The framework then employs per-platform generators to emit the correct shader code automatically. This approach supports five distinct GPU backends from a single Java or Kotlin codebase:

  • iOS and Mac native targets utilize Metal with runtime MSL compilation and pipeline caching.
  • Android devices run on OpenGL ES 2 via a GLSurfaceView peer.
  • Web ports use WebGL on a canvas peer, reusing the core GLSL generator.
  • Windows native ports target Direct3D 11 with HLSL generated at runtime.
  • Simulators utilize OpenGL via JOGL or a pure-Java software rasterizer as a fallback.
  • Integration with standard 3D assets

    The API is designed to work with industry-standard tools rather than just basic primitives. It includes a GltfLoader capable of reading binary glTF (.glb) files, which is the primary interchange format for software like Blender. This allows developers to ship complex models as regular project resources that load consistently across all platforms.

    By integrating 3D components into a standard layout system, the framework ensures that 3D views can sit alongside traditional UI elements like buttons and labels. The inclusion of a deterministic software rasterizer for headless environments also ensures that automated screenshot tests can verify 3D output consistently across all deployment targets.

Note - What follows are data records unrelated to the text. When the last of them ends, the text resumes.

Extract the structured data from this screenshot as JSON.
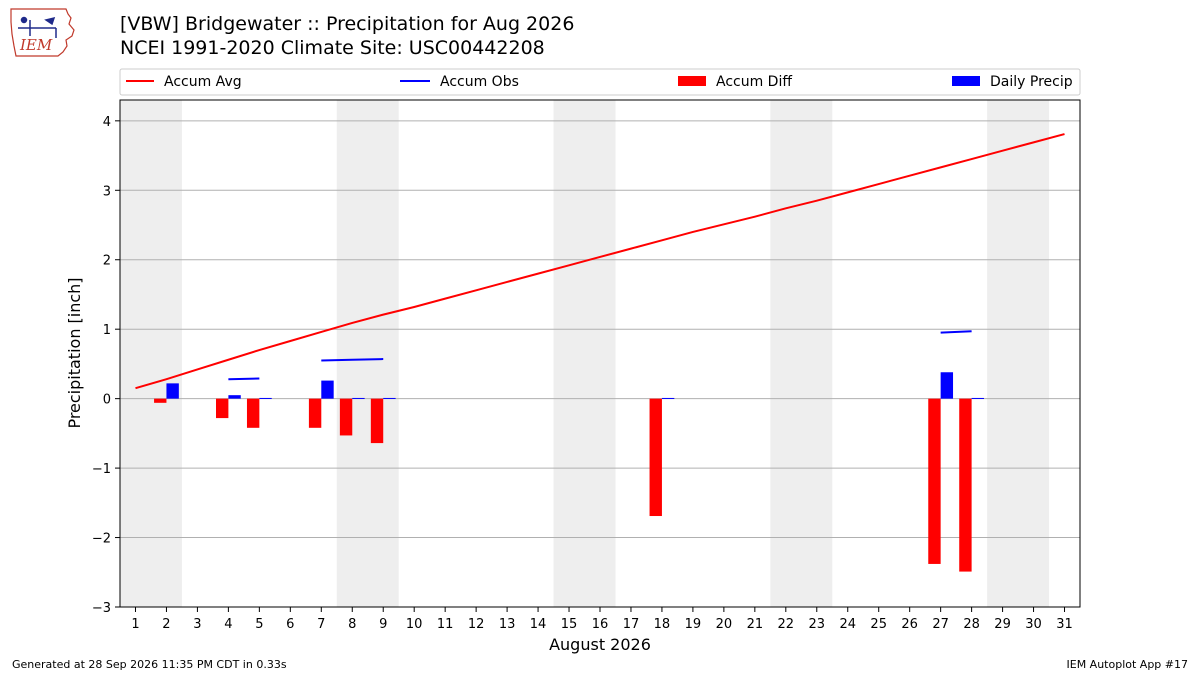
{
  "header": {
    "title_line1": "[VBW] Bridgewater :: Precipitation for Aug 2026",
    "title_line2": "NCEI 1991-2020 Climate Site: USC00442208",
    "logo_text": "IEM"
  },
  "footer": {
    "left": "Generated at 28 Sep 2026 11:35 PM CDT in 0.33s",
    "right": "IEM Autoplot App #17"
  },
  "colors": {
    "accum_avg": "#ff0000",
    "accum_obs": "#0000ff",
    "accum_diff": "#ff0000",
    "daily_precip": "#0000ff",
    "weekend_shade": "#eeeeee",
    "grid": "#b0b0b0"
  },
  "chart_data": {
    "type": "bar",
    "xlabel": "August 2026",
    "ylabel": "Precipitation [inch]",
    "ylim": [
      -3,
      4.3
    ],
    "xlim": [
      0.5,
      31.5
    ],
    "x_ticks": [
      1,
      2,
      3,
      4,
      5,
      6,
      7,
      8,
      9,
      10,
      11,
      12,
      13,
      14,
      15,
      16,
      17,
      18,
      19,
      20,
      21,
      22,
      23,
      24,
      25,
      26,
      27,
      28,
      29,
      30,
      31
    ],
    "y_ticks": [
      -3,
      -2,
      -1,
      0,
      1,
      2,
      3,
      4
    ],
    "y_tick_labels": [
      "−3",
      "−2",
      "−1",
      "0",
      "1",
      "2",
      "3",
      "4"
    ],
    "grid": "horizontal",
    "legend_placement": "top, above plot",
    "weekend_shaded_days": [
      [
        1,
        2
      ],
      [
        8,
        9
      ],
      [
        15,
        16
      ],
      [
        22,
        23
      ],
      [
        29,
        30
      ]
    ],
    "series": [
      {
        "name": "Accum Avg",
        "kind": "line",
        "days": [
          1,
          2,
          3,
          4,
          5,
          6,
          7,
          8,
          9,
          10,
          11,
          12,
          13,
          14,
          15,
          16,
          17,
          18,
          19,
          20,
          21,
          22,
          23,
          24,
          25,
          26,
          27,
          28,
          29,
          30,
          31
        ],
        "values": [
          0.15,
          0.28,
          0.42,
          0.56,
          0.7,
          0.83,
          0.96,
          1.09,
          1.21,
          1.32,
          1.44,
          1.56,
          1.68,
          1.8,
          1.92,
          2.04,
          2.16,
          2.28,
          2.4,
          2.51,
          2.62,
          2.74,
          2.85,
          2.97,
          3.09,
          3.21,
          3.33,
          3.45,
          3.57,
          3.69,
          3.81
        ]
      },
      {
        "name": "Accum Obs",
        "kind": "line_segments",
        "segments": [
          {
            "days": [
              4,
              5
            ],
            "values": [
              0.28,
              0.29
            ]
          },
          {
            "days": [
              7,
              8,
              9
            ],
            "values": [
              0.55,
              0.56,
              0.57
            ]
          },
          {
            "days": [
              27,
              28
            ],
            "values": [
              0.95,
              0.97
            ]
          }
        ]
      },
      {
        "name": "Accum Diff",
        "kind": "bar",
        "days": [
          2,
          4,
          5,
          7,
          8,
          9,
          18,
          27,
          28
        ],
        "values": [
          -0.06,
          -0.28,
          -0.42,
          -0.42,
          -0.53,
          -0.64,
          -1.69,
          -2.38,
          -2.49
        ]
      },
      {
        "name": "Daily Precip",
        "kind": "bar",
        "days": [
          2,
          4,
          5,
          7,
          8,
          9,
          18,
          27,
          28
        ],
        "values": [
          0.22,
          0.05,
          0.01,
          0.26,
          0.01,
          0.01,
          0.01,
          0.38,
          0.01
        ]
      }
    ]
  }
}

    This architectural shift significantly lowers the barrier to entry for high-performance graphics in mobile and desktop applications. By removing the need for manual shader management, Codename One enables developers to focus on content and logic while the framework handles the underlying hardware abstraction.

    FAQ

    Which platforms does the new Codename One 3D API support?
    The framework enables unified deployment across iOS, Android, Web, and Windows. It supports native targets for Mac and iOS using Metal, Android via OpenGL ES 2, Web ports through WebGL, and Windows native ports targeting Direct3D 11.
    How does the API handle different graphics languages?
    The framework abstracts complex shader languages by allowing developers to define Material objects specifying lighting models, colors, textures, and shininess. Per-platform generators then automatically emit the correct shader code for each specific hardware backend from a single Java or Kotlin codebase.
    Can I use 3D models from external software in this framework?
    Yes, the API includes a GltfLoader capable of reading binary .glb files. This allows developers to ship complex models from tools like Blender as regular project resources that load consistently across all supported platforms.